RealTime IT News

COTS Spotted as Key to Clusters

SAN JOSE, Calif. -- The hottest trend in clustering, High Performance Computing, is using commercial off-the-shelf products (or COTS), according to Intel's multi-threading expert.

David Kuck, enterprise platforms group fellow and director of Intel's KAI Software Lab, said advances in price, performance and interconnects are improving at such a rate that the clustering industry is becoming more available to enterprise customers and may even force some longstanding supercomputer owners to rethink their designs.

"These COTS systems have improved in the recent past and the proprietary as well as open software are seeing gains," Kuck said during his keynote at the ClusterWorld conference here. "Processors are coming down in price and are increasing in the number of multiple treads and scaling up in performance. When you think about it the fact that you can have slow or fast Ethernet, InfiniBand and other fabric switching, you can now pick and choose what kinds of processors you want to use.

Kuck said the biggest reason commercial off-the-shelf products are gaining ground is that more CIOs are hearing the story of how it works on several levels.

"JP Morgan/Chase recently came out in favor of these COTS clusters," Kuck said. "There are more and more stories coming out about ROI and it's a matter of awareness. Linpack [benchmarking] tests are no longer a true an indicator of what is going on."

Santa Clara, Calif.-based chip making giant is very involved in improving not only the processor speeds but the interconnects as well. One of the ways Intel said it would help would be to standardize the pin architecture of its future Xeon and Itanium processors. The suggestion came up in conversation during a press briefing in January 2004. An Intel spokesperson said the company is using 2007 as the relative target date that the two disparate chip architectures would become relatively interchangeable.

Kuck said Intel is adding PCI Express and InfiniBand functions as well as improving on its throughput computing initiative with producing multiple threads. The technique allows one thread to sleep and waking another one up at the right time to operate independently. Intel's projection is that the numbers of threads per die as well as multi processor dies are increasing exponentially approximately every two years.

Current configurations can handle four threads. That number is expected to increase to 16 threads in 2005, some 64 threads by 2007. The trend should peak in 2011 with more than 200 threads per die, according to Kuck. He said Intel is now working with an unnamed OEM on cluster-level simulator to test to a customer's specifications and not a series of artificial benchmarks.

Intel currently has threading tools but is looking to release specific cluster tools in a technology preview later this month and a continued rollout in the next two years with a good picture by the end of 2005.

New to the industry is the idea of "constellations" which Kuck describes reasonably connected symmetric multiprocessing (SMP) boxes. Another configuration popular in the sector is the distributed virtual memory model, which Kuck thought was a bad idea at first.

"If you have an open Multi Processor [MP] program and you want to scale that to four nodes, we have an open MP directive that will take care of that," he said. "But you may still have to think about what you want to use that for.
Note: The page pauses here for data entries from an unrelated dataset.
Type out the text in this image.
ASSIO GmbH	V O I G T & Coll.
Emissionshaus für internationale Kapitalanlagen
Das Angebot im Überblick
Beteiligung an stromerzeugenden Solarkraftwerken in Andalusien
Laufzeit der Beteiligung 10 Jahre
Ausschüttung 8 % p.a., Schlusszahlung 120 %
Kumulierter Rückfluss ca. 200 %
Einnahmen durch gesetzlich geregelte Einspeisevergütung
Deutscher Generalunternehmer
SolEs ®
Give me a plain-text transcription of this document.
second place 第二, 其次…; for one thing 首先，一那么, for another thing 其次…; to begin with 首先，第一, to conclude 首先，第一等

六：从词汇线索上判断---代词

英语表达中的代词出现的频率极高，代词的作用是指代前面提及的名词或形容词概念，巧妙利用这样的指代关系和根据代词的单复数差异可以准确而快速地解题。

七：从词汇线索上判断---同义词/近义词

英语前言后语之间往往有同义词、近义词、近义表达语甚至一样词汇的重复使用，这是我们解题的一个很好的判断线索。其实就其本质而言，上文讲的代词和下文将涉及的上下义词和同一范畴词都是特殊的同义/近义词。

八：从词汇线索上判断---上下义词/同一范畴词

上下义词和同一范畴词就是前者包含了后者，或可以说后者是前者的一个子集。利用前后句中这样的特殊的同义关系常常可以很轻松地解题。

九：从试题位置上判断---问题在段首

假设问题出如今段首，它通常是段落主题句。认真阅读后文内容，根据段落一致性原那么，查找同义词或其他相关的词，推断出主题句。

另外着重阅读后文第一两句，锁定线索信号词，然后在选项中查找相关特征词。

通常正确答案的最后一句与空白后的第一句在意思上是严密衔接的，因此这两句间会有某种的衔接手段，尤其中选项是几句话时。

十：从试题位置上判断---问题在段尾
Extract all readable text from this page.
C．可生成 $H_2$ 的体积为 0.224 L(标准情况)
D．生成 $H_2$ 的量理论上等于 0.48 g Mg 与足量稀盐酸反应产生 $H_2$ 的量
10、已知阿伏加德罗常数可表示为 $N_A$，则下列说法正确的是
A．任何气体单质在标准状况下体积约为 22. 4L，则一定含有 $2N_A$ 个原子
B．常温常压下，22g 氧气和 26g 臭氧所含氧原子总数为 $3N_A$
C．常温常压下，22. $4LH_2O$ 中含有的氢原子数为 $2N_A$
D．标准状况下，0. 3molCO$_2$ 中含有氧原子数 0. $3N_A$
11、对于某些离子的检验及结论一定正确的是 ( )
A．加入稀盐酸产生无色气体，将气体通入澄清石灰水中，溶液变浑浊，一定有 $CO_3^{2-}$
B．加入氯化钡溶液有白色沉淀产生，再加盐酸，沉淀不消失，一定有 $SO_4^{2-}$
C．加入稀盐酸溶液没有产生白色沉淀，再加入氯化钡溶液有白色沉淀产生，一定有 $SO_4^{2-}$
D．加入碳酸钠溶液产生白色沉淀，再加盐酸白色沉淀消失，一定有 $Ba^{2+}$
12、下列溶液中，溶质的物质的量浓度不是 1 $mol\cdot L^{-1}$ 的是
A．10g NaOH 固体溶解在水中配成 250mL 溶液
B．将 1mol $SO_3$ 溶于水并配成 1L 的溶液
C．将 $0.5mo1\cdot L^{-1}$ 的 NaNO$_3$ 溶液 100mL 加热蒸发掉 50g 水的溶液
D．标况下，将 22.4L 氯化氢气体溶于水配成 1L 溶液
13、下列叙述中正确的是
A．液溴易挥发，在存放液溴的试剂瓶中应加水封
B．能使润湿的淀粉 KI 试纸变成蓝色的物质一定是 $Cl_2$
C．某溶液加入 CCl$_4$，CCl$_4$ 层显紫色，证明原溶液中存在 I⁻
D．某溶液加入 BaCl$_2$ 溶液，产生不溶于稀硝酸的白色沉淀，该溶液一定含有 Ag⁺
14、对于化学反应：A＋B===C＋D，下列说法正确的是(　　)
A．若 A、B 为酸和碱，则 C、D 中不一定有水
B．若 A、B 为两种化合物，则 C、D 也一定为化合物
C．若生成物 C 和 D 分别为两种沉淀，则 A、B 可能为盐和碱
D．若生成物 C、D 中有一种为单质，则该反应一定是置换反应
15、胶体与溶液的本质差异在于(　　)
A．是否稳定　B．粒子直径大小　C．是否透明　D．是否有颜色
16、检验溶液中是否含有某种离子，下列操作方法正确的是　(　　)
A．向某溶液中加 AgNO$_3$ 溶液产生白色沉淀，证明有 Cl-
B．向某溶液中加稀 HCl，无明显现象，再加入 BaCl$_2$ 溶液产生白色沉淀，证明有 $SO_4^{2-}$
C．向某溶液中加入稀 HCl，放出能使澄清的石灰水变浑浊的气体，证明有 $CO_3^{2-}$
MP clustering is not for all applications at this point. It works mostly for read only programs. It's good for bio informatics codes, but there is lots of room for improvement."

One of the improvements is to legacy systems, which barely scratch the surface when it comes to peak performance, Kuck said. For example, the Japanese Earth Simulator Cluster, which is the number one fastest supercomputer in the world, has a large number of projects that run just a bit more than 30 percent of the peak performance it was designed for.

"If you look at the U.S. National Laboratories, their numbers are closer to 4 percent or 6 percent peak operating capacity. If they get to 10 percent, it's a big deal," Kuck told internetnews.com. "Part of the problem is that the programs are 10-years old in some cases. The other obstacle is that interconnect technology has vastly improved since some of these systems were installed.

Kuck said Intel is currently revisiting each of its supercomputing contracts in an effort to upgrade the systems with a combination of chips and higher speed connections. In the next three years, Intel has been contracted for more than 4,500 units of Itanium 2 in the U.S. and Chinese grids, which Kuck said would impact and influence deployments at hundreds of universities. The lessons learned during the upgrade process are expected to filter down to Intel's enterprise clustering strategy.